The syndicate affirms that the visit falls in the political propaganda of Israel, and has nothing to do with the practice of journalism.
But journalist and activist against anti-Semitism, racism and discrimination, Boubker Outaadit says that the issue cannot afford to be mixed with Arab populism.
“Journalists are free to go to whatever country they want. The constitution guarantees us this right. It has nothing to do with one’s own beliefs or perceptions of the Israeli-Palestinian conflict.”
Nevertheless, the information minister of the Palestinian Authority holds firm that “siding with Israel and its terrorism marks a departure from the Arab rank and the decisions of the Council of Arab Ministers of Information.”
The visit “constitutes a departure from the official and popular Arab position that considers Israel a state of occupation, racism, ethnic cleansing, and extremism,” said the ministry.
Its counterpart in Morocco considers the issue tightly linked to the stance of the ordinary Moroccan citizen.
Indeed, a substantial proportion of the Moroccan population, political parties and NGOs firmly support the Palestine cause. The King serves as the president of al-Quds Committee and civil society in Rabat and Casablanca are known for organizing the largest street demonstrations in the Arab World in the support of the Palestinian cause. The latest of these demonstrations occurred in the wake of Donald Trump’s recognition of Jerusalem; over 50,000 Moroccans staged a mass demonstration in Rabat, blocking roads and waving Palestinian flags.
“The ministry condemns actions of the five Moroccan who traveled to Israel. They have gone against the popular opinion in regard of the Palestinian-Israeli conflict,” Minister of Culture and Communication Mohamed Laaraj said.
The Palestinian Authority called on the Arab Journalists Union to take “punitive and deterring measures” against the journalists and their outlets.
And Laaraj indicated that his department is working on setting up policies that would prevent Moroccan journalists from visiting Israel. For Kejji, this would be synonymous with creating a “dictatorship.”
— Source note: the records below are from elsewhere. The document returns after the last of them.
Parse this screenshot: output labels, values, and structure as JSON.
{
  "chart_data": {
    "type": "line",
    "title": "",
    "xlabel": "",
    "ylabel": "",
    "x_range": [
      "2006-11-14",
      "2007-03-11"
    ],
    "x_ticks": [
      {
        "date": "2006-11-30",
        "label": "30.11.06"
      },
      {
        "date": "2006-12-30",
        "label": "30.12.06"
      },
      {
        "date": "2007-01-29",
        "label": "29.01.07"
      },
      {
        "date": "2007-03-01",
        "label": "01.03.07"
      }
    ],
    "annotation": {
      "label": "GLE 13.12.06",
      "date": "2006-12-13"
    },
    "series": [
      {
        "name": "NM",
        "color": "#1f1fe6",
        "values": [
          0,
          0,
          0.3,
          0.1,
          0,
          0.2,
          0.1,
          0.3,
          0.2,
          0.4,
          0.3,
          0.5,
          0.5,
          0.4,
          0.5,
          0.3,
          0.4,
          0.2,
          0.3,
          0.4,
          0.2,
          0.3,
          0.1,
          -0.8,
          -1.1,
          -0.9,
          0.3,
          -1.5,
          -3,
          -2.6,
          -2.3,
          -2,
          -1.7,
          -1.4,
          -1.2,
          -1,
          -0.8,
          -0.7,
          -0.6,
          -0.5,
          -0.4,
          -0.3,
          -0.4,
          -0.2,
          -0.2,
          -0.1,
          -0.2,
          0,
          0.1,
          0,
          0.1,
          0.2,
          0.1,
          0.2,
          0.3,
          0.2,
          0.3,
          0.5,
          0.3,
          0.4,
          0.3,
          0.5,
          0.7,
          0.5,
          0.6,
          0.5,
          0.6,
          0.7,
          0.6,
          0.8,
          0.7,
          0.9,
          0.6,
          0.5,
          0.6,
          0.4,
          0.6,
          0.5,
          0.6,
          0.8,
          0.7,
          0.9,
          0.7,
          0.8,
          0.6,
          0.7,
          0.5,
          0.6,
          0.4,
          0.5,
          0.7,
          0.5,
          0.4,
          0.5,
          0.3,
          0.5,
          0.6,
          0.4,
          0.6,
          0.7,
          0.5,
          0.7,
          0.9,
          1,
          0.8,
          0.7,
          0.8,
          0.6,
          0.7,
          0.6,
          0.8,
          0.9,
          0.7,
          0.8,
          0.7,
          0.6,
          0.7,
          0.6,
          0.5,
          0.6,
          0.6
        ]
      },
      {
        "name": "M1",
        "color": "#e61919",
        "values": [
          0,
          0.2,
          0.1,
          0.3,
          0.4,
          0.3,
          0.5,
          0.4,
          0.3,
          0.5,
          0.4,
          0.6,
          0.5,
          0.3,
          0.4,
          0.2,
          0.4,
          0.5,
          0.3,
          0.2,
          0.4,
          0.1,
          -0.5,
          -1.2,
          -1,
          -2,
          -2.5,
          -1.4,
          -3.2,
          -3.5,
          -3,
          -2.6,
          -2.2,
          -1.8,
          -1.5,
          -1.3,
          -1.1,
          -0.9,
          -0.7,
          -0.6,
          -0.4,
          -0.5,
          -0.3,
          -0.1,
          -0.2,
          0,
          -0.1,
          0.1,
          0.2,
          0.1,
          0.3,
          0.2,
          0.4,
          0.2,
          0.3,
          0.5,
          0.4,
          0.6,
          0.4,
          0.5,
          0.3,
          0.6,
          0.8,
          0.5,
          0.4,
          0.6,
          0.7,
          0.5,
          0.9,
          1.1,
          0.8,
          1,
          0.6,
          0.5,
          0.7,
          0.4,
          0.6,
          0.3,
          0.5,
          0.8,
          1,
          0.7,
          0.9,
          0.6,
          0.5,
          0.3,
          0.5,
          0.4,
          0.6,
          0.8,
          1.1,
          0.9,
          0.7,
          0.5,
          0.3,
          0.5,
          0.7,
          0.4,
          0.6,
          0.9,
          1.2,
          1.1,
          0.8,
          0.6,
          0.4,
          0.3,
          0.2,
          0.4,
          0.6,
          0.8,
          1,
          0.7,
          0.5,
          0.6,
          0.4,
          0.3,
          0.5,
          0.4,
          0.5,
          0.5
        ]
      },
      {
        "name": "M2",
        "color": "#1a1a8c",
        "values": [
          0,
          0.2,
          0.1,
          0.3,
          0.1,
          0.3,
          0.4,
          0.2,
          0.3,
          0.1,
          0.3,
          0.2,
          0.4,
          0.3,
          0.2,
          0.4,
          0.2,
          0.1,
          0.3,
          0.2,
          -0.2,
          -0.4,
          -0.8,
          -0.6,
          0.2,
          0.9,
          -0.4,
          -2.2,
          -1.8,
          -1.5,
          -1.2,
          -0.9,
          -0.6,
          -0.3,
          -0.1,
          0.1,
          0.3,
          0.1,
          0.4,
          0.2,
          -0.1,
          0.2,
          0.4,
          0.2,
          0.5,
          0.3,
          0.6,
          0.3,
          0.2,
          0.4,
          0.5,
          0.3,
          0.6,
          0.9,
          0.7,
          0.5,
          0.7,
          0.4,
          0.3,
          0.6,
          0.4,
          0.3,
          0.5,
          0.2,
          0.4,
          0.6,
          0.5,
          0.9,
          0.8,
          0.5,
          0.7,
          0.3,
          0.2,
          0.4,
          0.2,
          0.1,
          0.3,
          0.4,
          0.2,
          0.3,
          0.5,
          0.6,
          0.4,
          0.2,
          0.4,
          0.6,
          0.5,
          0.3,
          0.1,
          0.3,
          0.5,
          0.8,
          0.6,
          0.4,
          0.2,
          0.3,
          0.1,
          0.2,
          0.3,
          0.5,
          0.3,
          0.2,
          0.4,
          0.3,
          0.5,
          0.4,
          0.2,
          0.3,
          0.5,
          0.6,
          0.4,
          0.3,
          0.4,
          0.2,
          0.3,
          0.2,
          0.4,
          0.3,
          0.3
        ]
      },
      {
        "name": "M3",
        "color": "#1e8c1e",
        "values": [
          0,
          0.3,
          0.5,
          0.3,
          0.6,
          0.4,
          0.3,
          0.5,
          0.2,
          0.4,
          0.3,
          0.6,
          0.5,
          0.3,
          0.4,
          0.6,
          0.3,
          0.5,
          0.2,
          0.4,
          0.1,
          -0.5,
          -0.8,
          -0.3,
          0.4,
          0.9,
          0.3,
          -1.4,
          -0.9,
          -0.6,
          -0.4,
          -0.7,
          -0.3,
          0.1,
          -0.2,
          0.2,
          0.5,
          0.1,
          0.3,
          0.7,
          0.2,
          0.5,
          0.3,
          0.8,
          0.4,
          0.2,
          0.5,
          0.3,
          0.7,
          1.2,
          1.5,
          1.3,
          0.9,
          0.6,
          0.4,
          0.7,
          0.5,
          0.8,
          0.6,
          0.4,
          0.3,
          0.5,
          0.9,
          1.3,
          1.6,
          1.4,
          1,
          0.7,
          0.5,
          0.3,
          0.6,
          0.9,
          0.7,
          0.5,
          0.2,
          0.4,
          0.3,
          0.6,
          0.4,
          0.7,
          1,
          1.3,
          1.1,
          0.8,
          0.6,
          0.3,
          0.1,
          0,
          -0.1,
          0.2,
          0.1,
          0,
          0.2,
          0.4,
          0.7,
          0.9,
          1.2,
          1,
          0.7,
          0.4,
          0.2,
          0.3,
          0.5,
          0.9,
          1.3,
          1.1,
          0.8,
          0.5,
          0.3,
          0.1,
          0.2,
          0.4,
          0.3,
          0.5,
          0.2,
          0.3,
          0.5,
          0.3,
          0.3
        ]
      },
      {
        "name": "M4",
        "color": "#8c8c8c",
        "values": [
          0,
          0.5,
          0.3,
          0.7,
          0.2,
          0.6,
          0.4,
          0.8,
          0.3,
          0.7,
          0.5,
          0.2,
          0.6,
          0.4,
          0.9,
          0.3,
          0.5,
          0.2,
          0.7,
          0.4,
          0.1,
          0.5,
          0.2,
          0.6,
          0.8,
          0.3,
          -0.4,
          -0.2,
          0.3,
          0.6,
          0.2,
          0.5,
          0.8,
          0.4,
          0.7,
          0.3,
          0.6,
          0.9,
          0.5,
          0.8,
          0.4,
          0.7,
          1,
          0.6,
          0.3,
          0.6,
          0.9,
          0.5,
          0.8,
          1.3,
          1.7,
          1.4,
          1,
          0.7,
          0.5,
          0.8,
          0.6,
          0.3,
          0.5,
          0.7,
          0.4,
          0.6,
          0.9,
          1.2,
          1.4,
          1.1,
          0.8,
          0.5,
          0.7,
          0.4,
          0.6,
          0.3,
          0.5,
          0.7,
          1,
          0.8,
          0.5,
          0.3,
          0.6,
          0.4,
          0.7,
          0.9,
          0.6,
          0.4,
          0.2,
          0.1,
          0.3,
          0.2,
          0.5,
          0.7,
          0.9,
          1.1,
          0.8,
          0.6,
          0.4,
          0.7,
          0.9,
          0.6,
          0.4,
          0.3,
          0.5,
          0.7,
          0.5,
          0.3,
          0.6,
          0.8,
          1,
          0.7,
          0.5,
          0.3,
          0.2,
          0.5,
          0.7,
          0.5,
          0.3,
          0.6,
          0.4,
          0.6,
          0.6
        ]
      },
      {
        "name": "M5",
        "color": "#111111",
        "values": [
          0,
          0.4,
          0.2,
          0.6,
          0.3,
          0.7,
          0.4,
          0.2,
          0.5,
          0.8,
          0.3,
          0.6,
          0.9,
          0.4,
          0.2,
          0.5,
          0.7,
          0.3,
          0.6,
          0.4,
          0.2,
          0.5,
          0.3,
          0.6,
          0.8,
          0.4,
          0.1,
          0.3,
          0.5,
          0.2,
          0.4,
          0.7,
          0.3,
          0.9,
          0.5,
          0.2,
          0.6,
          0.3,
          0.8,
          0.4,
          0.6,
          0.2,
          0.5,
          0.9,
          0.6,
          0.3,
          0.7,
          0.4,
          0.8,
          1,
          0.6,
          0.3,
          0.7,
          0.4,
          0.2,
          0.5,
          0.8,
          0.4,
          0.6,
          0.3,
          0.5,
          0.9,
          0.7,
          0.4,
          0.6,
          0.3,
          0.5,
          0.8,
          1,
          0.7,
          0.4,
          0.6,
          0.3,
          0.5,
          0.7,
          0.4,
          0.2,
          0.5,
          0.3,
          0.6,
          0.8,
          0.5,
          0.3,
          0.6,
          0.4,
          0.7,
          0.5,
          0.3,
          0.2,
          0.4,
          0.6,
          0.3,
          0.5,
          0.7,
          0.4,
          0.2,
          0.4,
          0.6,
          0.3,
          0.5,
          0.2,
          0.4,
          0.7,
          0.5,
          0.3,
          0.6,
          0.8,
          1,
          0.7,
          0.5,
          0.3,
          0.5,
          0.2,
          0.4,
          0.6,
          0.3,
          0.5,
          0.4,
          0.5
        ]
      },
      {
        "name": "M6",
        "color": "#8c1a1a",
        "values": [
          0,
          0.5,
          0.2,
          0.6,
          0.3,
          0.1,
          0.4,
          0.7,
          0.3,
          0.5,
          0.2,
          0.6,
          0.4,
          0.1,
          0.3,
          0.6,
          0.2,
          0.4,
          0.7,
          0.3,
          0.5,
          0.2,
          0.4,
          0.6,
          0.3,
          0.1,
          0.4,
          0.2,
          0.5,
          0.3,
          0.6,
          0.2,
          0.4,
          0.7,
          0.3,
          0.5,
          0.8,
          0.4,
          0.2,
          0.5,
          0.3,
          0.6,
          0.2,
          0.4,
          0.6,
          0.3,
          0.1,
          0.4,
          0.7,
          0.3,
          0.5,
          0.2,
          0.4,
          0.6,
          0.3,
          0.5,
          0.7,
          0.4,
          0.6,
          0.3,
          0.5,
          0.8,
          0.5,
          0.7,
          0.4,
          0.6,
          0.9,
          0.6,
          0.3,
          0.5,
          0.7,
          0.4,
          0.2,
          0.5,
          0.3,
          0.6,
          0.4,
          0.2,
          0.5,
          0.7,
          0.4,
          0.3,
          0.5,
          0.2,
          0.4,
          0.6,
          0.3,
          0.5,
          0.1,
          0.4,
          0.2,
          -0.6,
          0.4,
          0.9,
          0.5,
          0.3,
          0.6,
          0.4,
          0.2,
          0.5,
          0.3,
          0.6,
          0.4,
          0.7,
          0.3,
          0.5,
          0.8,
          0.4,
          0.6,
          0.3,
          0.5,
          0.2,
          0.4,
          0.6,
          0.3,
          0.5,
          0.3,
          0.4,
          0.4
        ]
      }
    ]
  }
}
“If the government wants to prevent people from flying to Israel, then why not put a travel ban on Afghanistan or Iran […] countries that fund and support terrorist groups,” Kejji said.
Nevertheless, public controversies around the underlying reality of the Israeli political and social order have existed for years in Morocco. With every new confrontation with Israel, the debate surfaces and spirals into a war of words between the supporters of the two parties.